The viability of MDCK cells at 72 h after the infection of virus and simultaneous treatment with natural compounds was determined by MTT reduction assay. As shown in Table 2, the viability of MDCK cells was significantly increased as the result of drug treatments compared with virus control (p < 0.01). The inhibition of virus adsorption to the host cells by CB, epigoitrin, and PEP was in a dose-dependent manner. The maximum inhibitory effect of CB, epigoitrin, and PEP was observed with a 1 : 2 dilution, which resulted in 3.53, 3.99, and 4.43 times' increase in cell viability, respectively. In contrast, the highest cell protection rate in PEP + ALK + OA and positive control ribavirin groups was found in a 1 : 4 dilution. Additionally, it was shown that CB, epigoitrin, PEP, and PEP + ALK + OA are more effective than ribavirin on the inhibition of influenza A FM1 virus attachment (Table 2). When comparing four natural compounds and chemical portions, it was observed that PEP portion diluted 1 : 2 possessed the maximum inhibitory effect of virus absorption, which led to the highest protection of 273.218%.

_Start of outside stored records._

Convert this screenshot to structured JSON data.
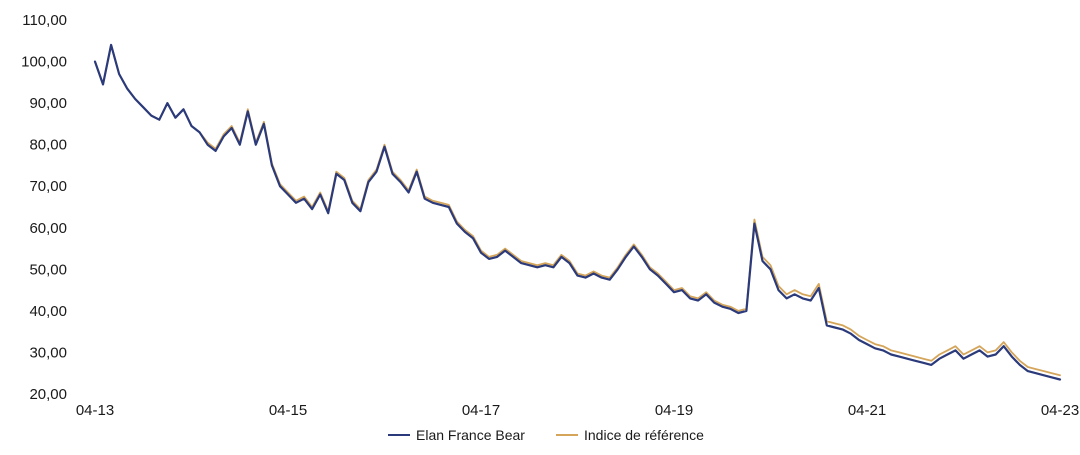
{
  "chart_data": {
    "type": "line",
    "title": "",
    "xlabel": "",
    "ylabel": "",
    "ylim": [
      20,
      110
    ],
    "xlim": [
      "2013-04",
      "2023-04"
    ],
    "grid": false,
    "legend_position": "bottom-center",
    "y_ticks": [
      {
        "value": 20,
        "label": "20,00"
      },
      {
        "value": 30,
        "label": "30,00"
      },
      {
        "value": 40,
        "label": "40,00"
      },
      {
        "value": 50,
        "label": "50,00"
      },
      {
        "value": 60,
        "label": "60,00"
      },
      {
        "value": 70,
        "label": "70,00"
      },
      {
        "value": 80,
        "label": "80,00"
      },
      {
        "value": 90,
        "label": "90,00"
      },
      {
        "value": 100,
        "label": "100,00"
      },
      {
        "value": 110,
        "label": "110,00"
      }
    ],
    "x_ticks": [
      {
        "value": "2013-04",
        "label": "04-13"
      },
      {
        "value": "2015-04",
        "label": "04-15"
      },
      {
        "value": "2017-04",
        "label": "04-17"
      },
      {
        "value": "2019-04",
        "label": "04-19"
      },
      {
        "value": "2021-04",
        "label": "04-21"
      },
      {
        "value": "2023-04",
        "label": "04-23"
      }
    ],
    "series": [
      {
        "name": "Elan France Bear",
        "color": "#2b3a7a",
        "points": [
          [
            "2013-04",
            100.0
          ],
          [
            "2013-05",
            94.5
          ],
          [
            "2013-06",
            104.0
          ],
          [
            "2013-07",
            97.0
          ],
          [
            "2013-08",
            93.5
          ],
          [
            "2013-09",
            91.0
          ],
          [
            "2013-10",
            89.0
          ],
          [
            "2013-11",
            87.0
          ],
          [
            "2013-12",
            86.0
          ],
          [
            "2014-01",
            90.0
          ],
          [
            "2014-02",
            86.5
          ],
          [
            "2014-03",
            88.5
          ],
          [
            "2014-04",
            84.5
          ],
          [
            "2014-05",
            83.0
          ],
          [
            "2014-06",
            80.0
          ],
          [
            "2014-07",
            78.5
          ],
          [
            "2014-08",
            82.0
          ],
          [
            "2014-09",
            84.0
          ],
          [
            "2014-10",
            80.0
          ],
          [
            "2014-11",
            88.0
          ],
          [
            "2014-12",
            80.0
          ],
          [
            "2015-01",
            85.0
          ],
          [
            "2015-02",
            75.0
          ],
          [
            "2015-03",
            70.0
          ],
          [
            "2015-04",
            68.0
          ],
          [
            "2015-05",
            66.0
          ],
          [
            "2015-06",
            67.0
          ],
          [
            "2015-07",
            64.5
          ],
          [
            "2015-08",
            68.0
          ],
          [
            "2015-09",
            63.5
          ],
          [
            "2015-10",
            73.0
          ],
          [
            "2015-11",
            71.5
          ],
          [
            "2015-12",
            66.0
          ],
          [
            "2016-01",
            64.0
          ],
          [
            "2016-02",
            71.0
          ],
          [
            "2016-03",
            73.5
          ],
          [
            "2016-04",
            79.5
          ],
          [
            "2016-05",
            73.0
          ],
          [
            "2016-06",
            71.0
          ],
          [
            "2016-07",
            68.5
          ],
          [
            "2016-08",
            73.5
          ],
          [
            "2016-09",
            67.0
          ],
          [
            "2016-10",
            66.0
          ],
          [
            "2016-11",
            65.5
          ],
          [
            "2016-12",
            65.0
          ],
          [
            "2017-01",
            61.0
          ],
          [
            "2017-02",
            59.0
          ],
          [
            "2017-03",
            57.5
          ],
          [
            "2017-04",
            54.0
          ],
          [
            "2017-05",
            52.5
          ],
          [
            "2017-06",
            53.0
          ],
          [
            "2017-07",
            54.5
          ],
          [
            "2017-08",
            53.0
          ],
          [
            "2017-09",
            51.5
          ],
          [
            "2017-10",
            51.0
          ],
          [
            "2017-11",
            50.5
          ],
          [
            "2017-12",
            51.0
          ],
          [
            "2018-01",
            50.5
          ],
          [
            "2018-02",
            53.0
          ],
          [
            "2018-03",
            51.5
          ],
          [
            "2018-04",
            48.5
          ],
          [
            "2018-05",
            48.0
          ],
          [
            "2018-06",
            49.0
          ],
          [
            "2018-07",
            48.0
          ],
          [
            "2018-08",
            47.5
          ],
          [
            "2018-09",
            50.0
          ],
          [
            "2018-10",
            53.0
          ],
          [
            "2018-11",
            55.5
          ],
          [
            "2018-12",
            53.0
          ],
          [
            "2019-01",
            50.0
          ],
          [
            "2019-02",
            48.5
          ],
          [
            "2019-03",
            46.5
          ],
          [
            "2019-04",
            44.5
          ],
          [
            "2019-05",
            45.0
          ],
          [
            "2019-06",
            43.0
          ],
          [
            "2019-07",
            42.5
          ],
          [
            "2019-08",
            44.0
          ],
          [
            "2019-09",
            42.0
          ],
          [
            "2019-10",
            41.0
          ],
          [
            "2019-11",
            40.5
          ],
          [
            "2019-12",
            39.5
          ],
          [
            "2020-01",
            40.0
          ],
          [
            "2020-02",
            61.0
          ],
          [
            "2020-03",
            52.0
          ],
          [
            "2020-04",
            50.0
          ],
          [
            "2020-05",
            45.0
          ],
          [
            "2020-06",
            43.0
          ],
          [
            "2020-07",
            44.0
          ],
          [
            "2020-08",
            43.0
          ],
          [
            "2020-09",
            42.5
          ],
          [
            "2020-10",
            45.5
          ],
          [
            "2020-11",
            36.5
          ],
          [
            "2020-12",
            36.0
          ],
          [
            "2021-01",
            35.5
          ],
          [
            "2021-02",
            34.5
          ],
          [
            "2021-03",
            33.0
          ],
          [
            "2021-04",
            32.0
          ],
          [
            "2021-05",
            31.0
          ],
          [
            "2021-06",
            30.5
          ],
          [
            "2021-07",
            29.5
          ],
          [
            "2021-08",
            29.0
          ],
          [
            "2021-09",
            28.5
          ],
          [
            "2021-10",
            28.0
          ],
          [
            "2021-11",
            27.5
          ],
          [
            "2021-12",
            27.0
          ],
          [
            "2022-01",
            28.5
          ],
          [
            "2022-02",
            29.5
          ],
          [
            "2022-03",
            30.5
          ],
          [
            "2022-04",
            28.5
          ],
          [
            "2022-05",
            29.5
          ],
          [
            "2022-06",
            30.5
          ],
          [
            "2022-07",
            29.0
          ],
          [
            "2022-08",
            29.5
          ],
          [
            "2022-09",
            31.5
          ],
          [
            "2022-10",
            29.0
          ],
          [
            "2022-11",
            27.0
          ],
          [
            "2022-12",
            25.5
          ],
          [
            "2023-01",
            25.0
          ],
          [
            "2023-02",
            24.5
          ],
          [
            "2023-03",
            24.0
          ],
          [
            "2023-04",
            23.5
          ]
        ]
      },
      {
        "name": "Indice de référence",
        "color": "#d4a55a",
        "points": [
          [
            "2013-04",
            100.0
          ],
          [
            "2013-05",
            94.5
          ],
          [
            "2013-06",
            104.0
          ],
          [
            "2013-07",
            97.0
          ],
          [
            "2013-08",
            93.5
          ],
          [
            "2013-09",
            91.0
          ],
          [
            "2013-10",
            89.0
          ],
          [
            "2013-11",
            87.0
          ],
          [
            "2013-12",
            86.0
          ],
          [
            "2014-01",
            90.0
          ],
          [
            "2014-02",
            86.5
          ],
          [
            "2014-03",
            88.5
          ],
          [
            "2014-04",
            84.5
          ],
          [
            "2014-05",
            83.0
          ],
          [
            "2014-06",
            80.5
          ],
          [
            "2014-07",
            79.0
          ],
          [
            "2014-08",
            82.5
          ],
          [
            "2014-09",
            84.5
          ],
          [
            "2014-10",
            80.5
          ],
          [
            "2014-11",
            88.5
          ],
          [
            "2014-12",
            80.5
          ],
          [
            "2015-01",
            85.5
          ],
          [
            "2015-02",
            75.5
          ],
          [
            "2015-03",
            70.5
          ],
          [
            "2015-04",
            68.5
          ],
          [
            "2015-05",
            66.5
          ],
          [
            "2015-06",
            67.5
          ],
          [
            "2015-07",
            65.0
          ],
          [
            "2015-08",
            68.5
          ],
          [
            "2015-09",
            64.0
          ],
          [
            "2015-10",
            73.5
          ],
          [
            "2015-11",
            72.0
          ],
          [
            "2015-12",
            66.5
          ],
          [
            "2016-01",
            64.5
          ],
          [
            "2016-02",
            71.5
          ],
          [
            "2016-03",
            74.0
          ],
          [
            "2016-04",
            80.0
          ],
          [
            "2016-05",
            73.5
          ],
          [
            "2016-06",
            71.5
          ],
          [
            "2016-07",
            69.0
          ],
          [
            "2016-08",
            74.0
          ],
          [
            "2016-09",
            67.5
          ],
          [
            "2016-10",
            66.5
          ],
          [
            "2016-11",
            66.0
          ],
          [
            "2016-12",
            65.5
          ],
          [
            "2017-01",
            61.5
          ],
          [
            "2017-02",
            59.5
          ],
          [
            "2017-03",
            58.0
          ],
          [
            "2017-04",
            54.5
          ],
          [
            "2017-05",
            53.0
          ],
          [
            "2017-06",
            53.5
          ],
          [
            "2017-07",
            55.0
          ],
          [
            "2017-08",
            53.5
          ],
          [
            "2017-09",
            52.0
          ],
          [
            "2017-10",
            51.5
          ],
          [
            "2017-11",
            51.0
          ],
          [
            "2017-12",
            51.5
          ],
          [
            "2018-01",
            51.0
          ],
          [
            "2018-02",
            53.5
          ],
          [
            "2018-03",
            52.0
          ],
          [
            "2018-04",
            49.0
          ],
          [
            "2018-05",
            48.5
          ],
          [
            "2018-06",
            49.5
          ],
          [
            "2018-07",
            48.5
          ],
          [
            "2018-08",
            48.0
          ],
          [
            "2018-09",
            50.5
          ],
          [
            "2018-10",
            53.5
          ],
          [
            "2018-11",
            56.0
          ],
          [
            "2018-12",
            53.5
          ],
          [
            "2019-01",
            50.5
          ],
          [
            "2019-02",
            49.0
          ],
          [
            "2019-03",
            47.0
          ],
          [
            "2019-04",
            45.0
          ],
          [
            "2019-05",
            45.5
          ],
          [
            "2019-06",
            43.5
          ],
          [
            "2019-07",
            43.0
          ],
          [
            "2019-08",
            44.5
          ],
          [
            "2019-09",
            42.5
          ],
          [
            "2019-10",
            41.5
          ],
          [
            "2019-11",
            41.0
          ],
          [
            "2019-12",
            40.0
          ],
          [
            "2020-01",
            40.5
          ],
          [
            "2020-02",
            62.0
          ],
          [
            "2020-03",
            53.0
          ],
          [
            "2020-04",
            51.0
          ],
          [
            "2020-05",
            46.0
          ],
          [
            "2020-06",
            44.0
          ],
          [
            "2020-07",
            45.0
          ],
          [
            "2020-08",
            44.0
          ],
          [
            "2020-09",
            43.5
          ],
          [
            "2020-10",
            46.5
          ],
          [
            "2020-11",
            37.5
          ],
          [
            "2020-12",
            37.0
          ],
          [
            "2021-01",
            36.5
          ],
          [
            "2021-02",
            35.5
          ],
          [
            "2021-03",
            34.0
          ],
          [
            "2021-04",
            33.0
          ],
          [
            "2021-05",
            32.0
          ],
          [
            "2021-06",
            31.5
          ],
          [
            "2021-07",
            30.5
          ],
          [
            "2021-08",
            30.0
          ],
          [
            "2021-09",
            29.5
          ],
          [
            "2021-10",
            29.0
          ],
          [
            "2021-11",
            28.5
          ],
          [
            "2021-12",
            28.0
          ],
          [
            "2022-01",
            29.5
          ],
          [
            "2022-02",
            30.5
          ],
          [
            "2022-03",
            31.5
          ],
          [
            "2022-04",
            29.5
          ],
          [
            "2022-05",
            30.5
          ],
          [
            "2022-06",
            31.5
          ],
          [
            "2022-07",
            30.0
          ],
          [
            "2022-08",
            30.5
          ],
          [
            "2022-09",
            32.5
          ],
          [
            "2022-10",
            30.0
          ],
          [
            "2022-11",
            28.0
          ],
          [
            "2022-12",
            26.5
          ],
          [
            "2023-01",
            26.0
          ],
          [
            "2023-02",
            25.5
          ],
          [
            "2023-03",
            25.0
          ],
          [
            "2023-04",
            24.5
          ]
        ]
      }
    ]
  }
}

The classically defined antiviral mechanisms for medicinal plants include inhibiting virus replication, blocking virus attachment, direct inactivating the virus, and preventing from virus infection. In this study, it was clearly demonstrated that CB, epigoitrin, PEP, or PEP + ALK + OA showed the anti-influenza activities by therapeutic action (inhibition of virus multiplication), prophylaxis, and inhibition of virus attachment. However, differences were observed on the major modes of antiviral action in different compounds and chemical portions (Figure 4). For instance, the highest cell protection rate in PEP or PEP + ALK + OA was from its therapeutic action (Figure 4, PEP, A1; PEP + ALK + OA, A1). The main anti-influenza modes for epigoitrin are the inhibition of virus multiplication and virus attachment (Figure 4, epigoitrin A1, epigoitrin A3). In contrast, three modes of antiviral action of CB contribute equally on the cell protection rate.

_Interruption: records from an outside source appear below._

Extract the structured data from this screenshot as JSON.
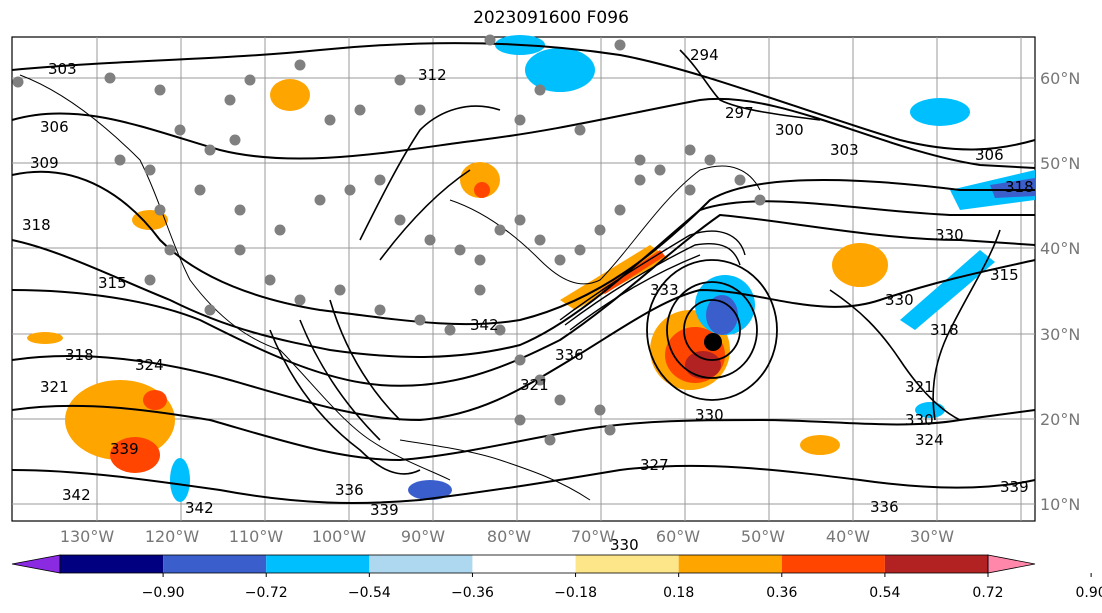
{
  "title": "2023091600 F096",
  "map": {
    "lon_labels": [
      "130°W",
      "120°W",
      "110°W",
      "100°W",
      "90°W",
      "80°W",
      "70°W",
      "60°W",
      "50°W",
      "40°W",
      "30°W"
    ],
    "lat_labels": [
      "60°N",
      "50°N",
      "40°N",
      "30°N",
      "20°N",
      "10°N"
    ],
    "contour_labels": [
      "303",
      "306",
      "309",
      "318",
      "315",
      "318",
      "321",
      "324",
      "339",
      "342",
      "336",
      "339",
      "342",
      "312",
      "294",
      "297",
      "300",
      "303",
      "306",
      "318",
      "330",
      "330",
      "315",
      "318",
      "321",
      "330",
      "324",
      "339",
      "336",
      "330",
      "327",
      "321",
      "330",
      "336",
      "333",
      "342"
    ],
    "storm_center_color": "#000000",
    "observation_marker_color": "#808080"
  },
  "colorbar": {
    "ticks": [
      "−0.90",
      "−0.72",
      "−0.54",
      "−0.36",
      "−0.18",
      "0.18",
      "0.36",
      "0.54",
      "0.72",
      "0.90"
    ],
    "colors": [
      "#8a2be2",
      "#000080",
      "#3a5fcd",
      "#00bfff",
      "#add8f0",
      "#ffffff",
      "#fde68a",
      "#ffa500",
      "#ff4500",
      "#b22222",
      "#ff88aa"
    ]
  }
}
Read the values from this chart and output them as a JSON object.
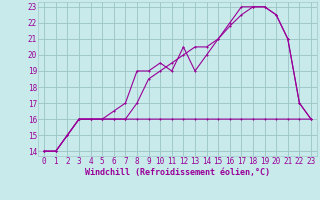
{
  "background_color": "#c8eaea",
  "grid_color": "#a0c8c8",
  "line_color": "#990099",
  "xlim": [
    -0.5,
    23.5
  ],
  "ylim": [
    13.7,
    23.3
  ],
  "xticks": [
    0,
    1,
    2,
    3,
    4,
    5,
    6,
    7,
    8,
    9,
    10,
    11,
    12,
    13,
    14,
    15,
    16,
    17,
    18,
    19,
    20,
    21,
    22,
    23
  ],
  "yticks": [
    14,
    15,
    16,
    17,
    18,
    19,
    20,
    21,
    22,
    23
  ],
  "xlabel": "Windchill (Refroidissement éolien,°C)",
  "line1_x": [
    0,
    1,
    2,
    3,
    4,
    5,
    6,
    7,
    8,
    9,
    10,
    11,
    12,
    13,
    14,
    15,
    16,
    17,
    18,
    19,
    20,
    21,
    22,
    23
  ],
  "line1_y": [
    14,
    14,
    15,
    16,
    16,
    16,
    16,
    16,
    16,
    16,
    16,
    16,
    16,
    16,
    16,
    16,
    16,
    16,
    16,
    16,
    16,
    16,
    16,
    16
  ],
  "line2_x": [
    0,
    1,
    2,
    3,
    4,
    5,
    6,
    7,
    8,
    9,
    10,
    11,
    12,
    13,
    14,
    15,
    16,
    17,
    18,
    19,
    20,
    21,
    22,
    23
  ],
  "line2_y": [
    14,
    14,
    15,
    16,
    16,
    16,
    16.5,
    17,
    19,
    19,
    19.5,
    19,
    20.5,
    19,
    20,
    21,
    22,
    23,
    23,
    23,
    22.5,
    21,
    17,
    16
  ],
  "line3_x": [
    0,
    1,
    2,
    3,
    4,
    5,
    6,
    7,
    8,
    9,
    10,
    11,
    12,
    13,
    14,
    15,
    16,
    17,
    18,
    19,
    20,
    21,
    22,
    23
  ],
  "line3_y": [
    14,
    14,
    15,
    16,
    16,
    16,
    16,
    16,
    17,
    18.5,
    19,
    19.5,
    20,
    20.5,
    20.5,
    21,
    21.8,
    22.5,
    23,
    23,
    22.5,
    21,
    17,
    16
  ],
  "tick_fontsize": 5.5,
  "xlabel_fontsize": 6,
  "linewidth": 0.8,
  "markersize": 2.0
}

CB is the major phenylpropanoid compound in woad root and epigoitrin is the abundant alkaloid and indicator for the quality control of woad root. Previous studies reported that the overall virus inhibitory effect of green tea is stronger in the plant total extract than the single pure compound from the extract due to the possible synergistic interactions between the ingredients in the extract [18, 25]. However, our results suggested that the change of antiviral activity might be because of the differences of antiviral mechanisms between the single compound and the mixture of the extract.

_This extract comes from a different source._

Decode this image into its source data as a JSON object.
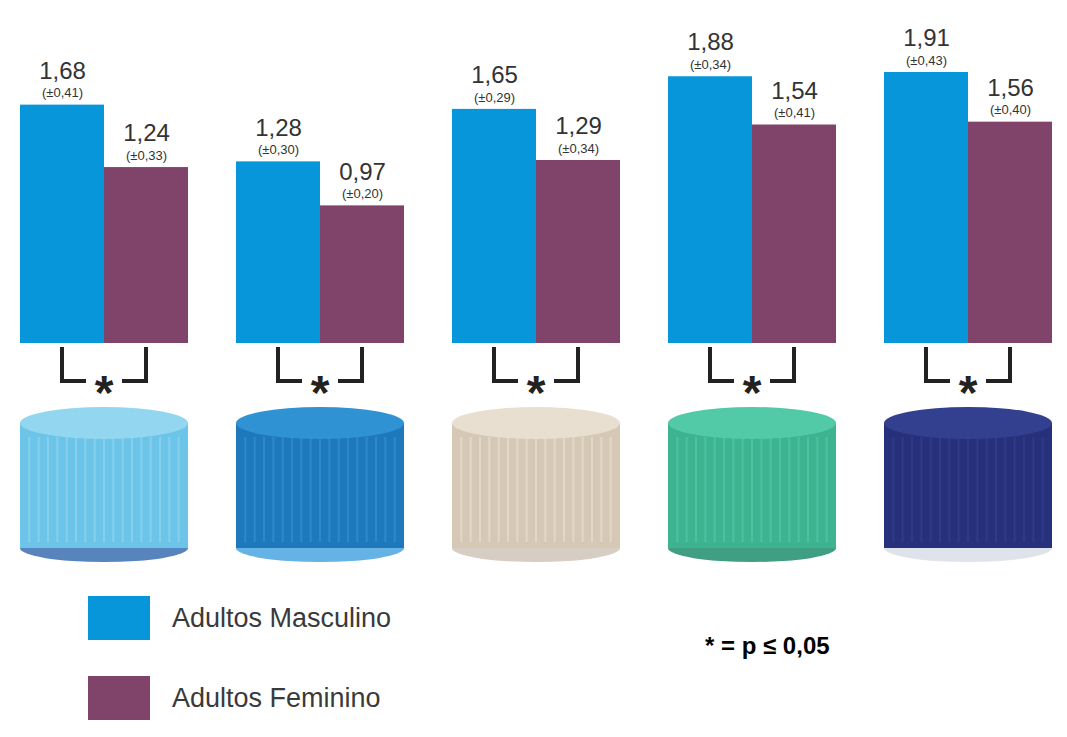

In the present study, the modes of anti-influenza action of the chemical portions and constituents from woad root extract were investigated. Our results revealed that CB, epigoitrin, PEP, or PEP + ALK + OA demonstrated their anti-influenza activities by therapeutic action, prophylaxis of cells, and inhibition of virus attachment. All the compounds or chemical portions tested do not have direct virucidal activity. The main antiviral mode for PEP and PEP + ALK + OA is the therapeutic action, while epigoitrin mainly inhibits the virus multiplication and attachment. To our knowledge, this is the first report on the antiviral mechanism of the compounds and chemical portions from woad root extract.